¿Nos
acercamos juntos
a la PALABRA DE DIOS?
+ Lectura del santo evangelio según
san
Mateo (23,27-32):
En
aquel tiempo, habló Jesús diciendo: «¡Ay de vosotros, escribas y fariseos
hipócritas, que os parecéis a los sepulcros encalados! Por fuera tienen buena
apariencia, pero por dentro están llenos de huesos y podredumbre; lo mismo
vosotros: por fuera parecéis justos, pero por dentro estáis repletos de
hipocresía y crímenes. ¡Ay de vosotros, escribas y fariseos hipócritas, que
edificáis sepulcros a los profetas y ornamentáis los mausoleos de los justos,
diciendo: "Si hubiéramos vivido en tiempo de nuestros padres, no habríamos
sido cómplices suyos en el asesinato de los profetas"! Con esto
atestiguáis en contra vuestra, que sois hijos de los que asesinaron a los
profetas. ¡Colmad también vosotros la medida de vuestros padres!»
Palabra del Señor
Queridos
amigos:
«¡Qué buen
aspecto y color tienes!» –decimos a un conocido–. «No me quejo del aspecto,
sino del mal que llevo dentro» –responde–. A veces las apariencias engañan y
hay enfermedades traidoras que no se delatan.

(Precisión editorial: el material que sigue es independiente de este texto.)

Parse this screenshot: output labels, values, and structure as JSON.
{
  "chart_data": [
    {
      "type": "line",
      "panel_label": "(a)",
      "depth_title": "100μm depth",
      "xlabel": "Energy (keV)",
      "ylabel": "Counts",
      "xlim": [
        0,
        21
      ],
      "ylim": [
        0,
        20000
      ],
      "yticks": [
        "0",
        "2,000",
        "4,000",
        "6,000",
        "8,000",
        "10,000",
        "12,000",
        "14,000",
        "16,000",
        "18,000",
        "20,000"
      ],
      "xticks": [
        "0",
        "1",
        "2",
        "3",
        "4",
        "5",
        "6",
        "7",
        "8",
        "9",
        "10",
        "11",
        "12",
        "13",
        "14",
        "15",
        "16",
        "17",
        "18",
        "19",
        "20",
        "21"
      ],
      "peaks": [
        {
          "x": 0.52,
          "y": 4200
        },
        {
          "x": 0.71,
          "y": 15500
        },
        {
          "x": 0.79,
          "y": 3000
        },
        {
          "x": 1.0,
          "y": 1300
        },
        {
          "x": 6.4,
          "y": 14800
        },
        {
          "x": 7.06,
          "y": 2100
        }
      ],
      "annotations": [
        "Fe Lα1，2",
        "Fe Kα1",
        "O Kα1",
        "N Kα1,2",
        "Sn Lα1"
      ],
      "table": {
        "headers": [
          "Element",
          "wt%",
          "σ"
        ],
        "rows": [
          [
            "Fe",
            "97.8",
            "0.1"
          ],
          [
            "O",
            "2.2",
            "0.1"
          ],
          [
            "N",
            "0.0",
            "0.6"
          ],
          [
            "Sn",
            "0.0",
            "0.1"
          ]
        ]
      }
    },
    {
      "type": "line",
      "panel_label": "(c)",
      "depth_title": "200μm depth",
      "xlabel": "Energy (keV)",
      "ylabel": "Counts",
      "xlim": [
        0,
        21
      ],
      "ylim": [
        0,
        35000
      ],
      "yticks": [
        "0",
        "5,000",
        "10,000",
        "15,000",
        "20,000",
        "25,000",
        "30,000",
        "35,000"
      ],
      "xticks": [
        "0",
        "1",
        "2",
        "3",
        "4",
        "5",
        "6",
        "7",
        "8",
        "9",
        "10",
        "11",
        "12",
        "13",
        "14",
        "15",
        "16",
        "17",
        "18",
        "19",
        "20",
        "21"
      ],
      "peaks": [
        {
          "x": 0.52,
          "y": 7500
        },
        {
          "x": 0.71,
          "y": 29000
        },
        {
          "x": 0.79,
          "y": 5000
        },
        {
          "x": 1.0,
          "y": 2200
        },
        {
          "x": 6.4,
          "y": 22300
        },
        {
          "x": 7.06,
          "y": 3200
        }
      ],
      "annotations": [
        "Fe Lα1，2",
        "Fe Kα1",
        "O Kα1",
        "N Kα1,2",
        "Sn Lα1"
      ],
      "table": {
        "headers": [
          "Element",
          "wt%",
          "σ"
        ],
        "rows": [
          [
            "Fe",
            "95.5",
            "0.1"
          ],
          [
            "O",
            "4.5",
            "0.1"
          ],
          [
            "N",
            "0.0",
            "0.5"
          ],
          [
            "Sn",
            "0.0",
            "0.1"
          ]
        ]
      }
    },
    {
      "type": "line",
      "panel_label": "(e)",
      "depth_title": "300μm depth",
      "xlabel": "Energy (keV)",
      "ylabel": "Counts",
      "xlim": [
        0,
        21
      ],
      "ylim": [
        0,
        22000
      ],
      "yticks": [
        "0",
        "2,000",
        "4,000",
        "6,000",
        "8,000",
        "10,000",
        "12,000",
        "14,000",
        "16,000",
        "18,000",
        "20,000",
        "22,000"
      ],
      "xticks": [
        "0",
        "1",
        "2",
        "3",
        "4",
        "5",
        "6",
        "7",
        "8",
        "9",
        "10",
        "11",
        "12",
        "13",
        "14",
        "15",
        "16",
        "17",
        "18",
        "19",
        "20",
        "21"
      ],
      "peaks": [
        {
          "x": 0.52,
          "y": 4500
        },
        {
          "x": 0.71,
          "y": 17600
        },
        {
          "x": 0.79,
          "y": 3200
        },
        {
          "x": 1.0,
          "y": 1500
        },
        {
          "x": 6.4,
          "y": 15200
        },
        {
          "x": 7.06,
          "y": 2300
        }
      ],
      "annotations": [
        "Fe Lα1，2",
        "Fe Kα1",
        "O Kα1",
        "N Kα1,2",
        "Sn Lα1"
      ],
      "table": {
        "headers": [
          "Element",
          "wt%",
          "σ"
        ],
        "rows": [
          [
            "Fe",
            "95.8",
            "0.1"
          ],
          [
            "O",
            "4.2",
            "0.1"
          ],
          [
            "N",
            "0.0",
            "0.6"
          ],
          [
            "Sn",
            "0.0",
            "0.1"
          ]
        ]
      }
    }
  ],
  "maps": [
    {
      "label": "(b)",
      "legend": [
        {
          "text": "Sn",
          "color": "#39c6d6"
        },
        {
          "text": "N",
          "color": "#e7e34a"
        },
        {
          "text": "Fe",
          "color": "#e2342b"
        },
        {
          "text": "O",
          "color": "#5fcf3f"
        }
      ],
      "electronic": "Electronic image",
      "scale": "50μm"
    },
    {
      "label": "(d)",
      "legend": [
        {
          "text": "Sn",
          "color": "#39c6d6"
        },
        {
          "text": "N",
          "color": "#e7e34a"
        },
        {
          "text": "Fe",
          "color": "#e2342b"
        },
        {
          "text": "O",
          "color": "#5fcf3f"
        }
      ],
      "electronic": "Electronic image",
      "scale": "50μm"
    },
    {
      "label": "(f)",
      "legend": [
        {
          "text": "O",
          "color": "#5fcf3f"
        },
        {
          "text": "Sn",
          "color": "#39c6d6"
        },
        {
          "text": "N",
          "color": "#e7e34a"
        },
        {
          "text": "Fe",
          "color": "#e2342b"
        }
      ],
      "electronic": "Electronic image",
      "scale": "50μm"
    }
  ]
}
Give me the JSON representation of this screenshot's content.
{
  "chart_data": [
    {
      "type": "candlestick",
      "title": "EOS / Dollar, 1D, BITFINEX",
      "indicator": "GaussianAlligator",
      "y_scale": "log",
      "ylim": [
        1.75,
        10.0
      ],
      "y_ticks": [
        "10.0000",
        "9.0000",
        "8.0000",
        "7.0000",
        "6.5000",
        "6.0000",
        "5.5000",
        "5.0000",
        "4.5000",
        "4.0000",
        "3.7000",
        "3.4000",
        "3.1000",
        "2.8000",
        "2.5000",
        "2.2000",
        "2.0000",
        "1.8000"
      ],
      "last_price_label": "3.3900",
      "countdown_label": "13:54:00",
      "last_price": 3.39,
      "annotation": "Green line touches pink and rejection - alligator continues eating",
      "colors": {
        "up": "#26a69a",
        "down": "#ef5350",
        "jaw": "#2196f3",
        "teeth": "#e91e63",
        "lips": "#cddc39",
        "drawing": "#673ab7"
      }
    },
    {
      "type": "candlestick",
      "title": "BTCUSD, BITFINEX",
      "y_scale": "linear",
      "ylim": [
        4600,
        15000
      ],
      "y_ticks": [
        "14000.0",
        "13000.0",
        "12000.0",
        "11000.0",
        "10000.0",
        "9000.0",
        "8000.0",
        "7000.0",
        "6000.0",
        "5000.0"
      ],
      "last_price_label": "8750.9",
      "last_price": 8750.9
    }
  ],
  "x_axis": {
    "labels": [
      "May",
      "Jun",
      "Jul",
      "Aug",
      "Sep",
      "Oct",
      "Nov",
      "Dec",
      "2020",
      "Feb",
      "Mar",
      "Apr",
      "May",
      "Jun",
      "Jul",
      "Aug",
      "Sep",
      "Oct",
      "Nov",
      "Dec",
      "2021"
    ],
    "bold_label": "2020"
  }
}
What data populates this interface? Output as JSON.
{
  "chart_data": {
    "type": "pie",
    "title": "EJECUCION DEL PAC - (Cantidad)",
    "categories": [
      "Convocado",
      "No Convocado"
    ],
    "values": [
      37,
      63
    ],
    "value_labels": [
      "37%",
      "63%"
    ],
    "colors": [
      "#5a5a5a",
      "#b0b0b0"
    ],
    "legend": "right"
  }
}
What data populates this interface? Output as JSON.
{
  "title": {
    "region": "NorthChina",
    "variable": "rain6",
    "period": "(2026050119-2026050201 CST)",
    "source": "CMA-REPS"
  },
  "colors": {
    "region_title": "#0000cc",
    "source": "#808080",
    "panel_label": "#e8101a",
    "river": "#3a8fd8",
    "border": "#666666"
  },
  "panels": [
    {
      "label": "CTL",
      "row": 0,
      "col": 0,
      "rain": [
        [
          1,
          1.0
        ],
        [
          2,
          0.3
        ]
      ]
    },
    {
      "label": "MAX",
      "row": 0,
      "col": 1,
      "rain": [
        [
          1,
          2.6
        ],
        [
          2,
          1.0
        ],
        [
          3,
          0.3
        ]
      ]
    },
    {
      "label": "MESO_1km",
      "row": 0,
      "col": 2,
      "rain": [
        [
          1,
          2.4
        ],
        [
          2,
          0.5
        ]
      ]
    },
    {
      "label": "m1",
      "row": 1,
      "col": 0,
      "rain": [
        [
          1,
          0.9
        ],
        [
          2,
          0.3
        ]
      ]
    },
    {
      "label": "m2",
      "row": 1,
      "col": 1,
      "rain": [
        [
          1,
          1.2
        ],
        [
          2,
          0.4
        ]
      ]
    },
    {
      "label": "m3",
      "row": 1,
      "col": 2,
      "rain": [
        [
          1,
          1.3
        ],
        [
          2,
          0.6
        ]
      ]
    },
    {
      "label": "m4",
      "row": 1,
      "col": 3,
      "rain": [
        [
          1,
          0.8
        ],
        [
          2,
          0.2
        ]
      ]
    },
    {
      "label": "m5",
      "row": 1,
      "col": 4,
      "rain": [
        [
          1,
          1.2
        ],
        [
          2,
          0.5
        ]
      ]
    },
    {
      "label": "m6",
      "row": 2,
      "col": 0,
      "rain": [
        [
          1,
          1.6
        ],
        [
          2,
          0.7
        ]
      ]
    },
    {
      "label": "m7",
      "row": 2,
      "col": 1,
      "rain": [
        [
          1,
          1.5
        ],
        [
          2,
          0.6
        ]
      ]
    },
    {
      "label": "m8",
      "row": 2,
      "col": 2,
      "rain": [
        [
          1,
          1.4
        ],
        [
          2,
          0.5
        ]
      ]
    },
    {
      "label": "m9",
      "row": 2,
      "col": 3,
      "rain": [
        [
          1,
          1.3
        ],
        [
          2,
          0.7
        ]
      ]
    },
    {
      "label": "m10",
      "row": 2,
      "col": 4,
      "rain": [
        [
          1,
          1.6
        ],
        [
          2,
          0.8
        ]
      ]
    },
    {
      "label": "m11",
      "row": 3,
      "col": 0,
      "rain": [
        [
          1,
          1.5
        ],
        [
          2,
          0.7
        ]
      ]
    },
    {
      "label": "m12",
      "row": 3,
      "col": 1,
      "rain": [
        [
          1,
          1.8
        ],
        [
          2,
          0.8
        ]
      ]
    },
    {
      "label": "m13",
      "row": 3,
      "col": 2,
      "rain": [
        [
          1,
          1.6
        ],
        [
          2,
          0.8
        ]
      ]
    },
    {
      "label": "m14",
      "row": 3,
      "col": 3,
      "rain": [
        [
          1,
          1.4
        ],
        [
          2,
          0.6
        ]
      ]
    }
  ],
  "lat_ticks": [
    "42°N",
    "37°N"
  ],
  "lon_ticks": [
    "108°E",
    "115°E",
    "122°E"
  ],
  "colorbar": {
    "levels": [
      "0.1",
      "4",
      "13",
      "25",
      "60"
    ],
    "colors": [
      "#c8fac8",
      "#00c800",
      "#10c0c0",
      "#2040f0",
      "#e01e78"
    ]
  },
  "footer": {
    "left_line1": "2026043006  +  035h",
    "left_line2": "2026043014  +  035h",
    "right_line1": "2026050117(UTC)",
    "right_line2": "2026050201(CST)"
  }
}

Otro ejemplo: actualmente, está
muy de moda la tanatopraxia: consiste en embellecer el cadáver, devolverle el
aspecto natural, dar la impresión de que está vivo. Hay cursos de maquillaje
que adiestran en esa operación. Claro, no se le devuelve la vida, sino solo,
fugazmente, el buen aspecto; no es una victoria sobre la muerte, sino sobre su
apariencia.
Nos gusta
que los demás tengan una buena imagen de nosotros y piensen que somos gente
honrada, personas fiables, profesionales competentes y esmerados, compañía
grata. La buena imagen y la buena fama son un bien, aunque no un bien absoluto.
Pero ¿de qué
le sirve al cadáver su envidiable aspecto? ¿De qué valen las apariencias o la
buena impresión que podamos dar ante los demás? San Pablo quería que se le
tuviera por ministro de Cristo, porque esta apreciación era correcta y
contribuía a la difusión del evangelio. Pero añadía: «En cuanto a mí, bien poco
me importa el ser juzgado por vosotros o por cualquier tribunal humano; ni
siquiera yo mismo me juzgo. Mi conciencia no me reprocha nada, pero no por eso
me considero inocente. El que me juzga es el Señor» (1Cor 4,4). Al margen de la
opinión que se forjen los otros sobre uno, lo decisivo es ese juicio del Señor.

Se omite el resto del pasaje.